In Books on March 2, 2010 at 9:01 am

Summary: Matilda “Mattie” Cook lives in Philadelphia, where her widowed mother and grandfather run a successful coffeehouse. Mattie usually has a lot of chores to help keep the business running, but she doesn’t mind going down to the bustling marketplace, and she enjoys seeing her garden thrive. Everything changes when an epidemic of yellow fever charges through the city – the richest citizens flee to the countryside, those who remain are surrounded by the sick and dying, and robbers and thieves roam the mostly empty streets, looking for abandoned houses to ransack. Mattie catches the fever, but survives, waking to find her mother missing and her grandfather weakened by illness. The garden is dried up, and the marketplace is empty – will Mattie starve before the epidemic ends? Will she ever see her mother again?

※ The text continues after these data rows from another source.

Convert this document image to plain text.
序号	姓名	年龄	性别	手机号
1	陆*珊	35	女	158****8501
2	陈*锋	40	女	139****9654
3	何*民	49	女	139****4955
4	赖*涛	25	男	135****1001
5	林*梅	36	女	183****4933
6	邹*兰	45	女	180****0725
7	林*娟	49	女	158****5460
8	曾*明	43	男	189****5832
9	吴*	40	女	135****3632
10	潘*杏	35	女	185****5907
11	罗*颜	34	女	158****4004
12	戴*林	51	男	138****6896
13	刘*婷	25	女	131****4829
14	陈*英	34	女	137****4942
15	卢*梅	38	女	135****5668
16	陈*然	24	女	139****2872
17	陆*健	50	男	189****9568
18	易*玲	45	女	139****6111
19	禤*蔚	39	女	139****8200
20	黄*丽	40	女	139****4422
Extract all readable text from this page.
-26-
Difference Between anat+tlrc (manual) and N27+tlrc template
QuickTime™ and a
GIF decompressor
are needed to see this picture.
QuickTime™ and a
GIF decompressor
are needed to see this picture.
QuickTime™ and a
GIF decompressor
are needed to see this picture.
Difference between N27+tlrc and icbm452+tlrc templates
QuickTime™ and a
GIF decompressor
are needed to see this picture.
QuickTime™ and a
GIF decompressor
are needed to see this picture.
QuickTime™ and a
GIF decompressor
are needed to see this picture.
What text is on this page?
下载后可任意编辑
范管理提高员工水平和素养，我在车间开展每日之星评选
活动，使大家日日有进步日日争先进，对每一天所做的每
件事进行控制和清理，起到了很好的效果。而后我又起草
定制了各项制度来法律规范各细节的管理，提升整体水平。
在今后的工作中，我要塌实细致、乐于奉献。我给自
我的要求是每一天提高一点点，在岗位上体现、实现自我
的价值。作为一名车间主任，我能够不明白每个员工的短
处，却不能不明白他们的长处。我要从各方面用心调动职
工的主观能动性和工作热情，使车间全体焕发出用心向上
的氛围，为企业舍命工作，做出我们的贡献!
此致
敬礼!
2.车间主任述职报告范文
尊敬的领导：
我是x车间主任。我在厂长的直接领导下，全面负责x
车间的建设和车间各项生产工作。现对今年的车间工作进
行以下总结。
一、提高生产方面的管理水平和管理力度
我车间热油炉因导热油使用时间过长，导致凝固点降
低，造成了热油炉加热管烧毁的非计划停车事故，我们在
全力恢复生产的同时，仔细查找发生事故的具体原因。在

Highlights: As with many of the best-researched historical novels, Anderson takes an actual historic event – the Philadelphia Yellow Fever epidemic of 1793 – and recreates the city with figures both real and imagined. Each chapter is headed by a quote from the real letters and writings of those who experienced the epidemic, which adds even more to the authenticity. By following Mattie’s story, readers can vicariously experience the devastation and aftermath of a disaster, and hopefully never have to experience something like it themselves.  An ALA Best Books for Young Adults.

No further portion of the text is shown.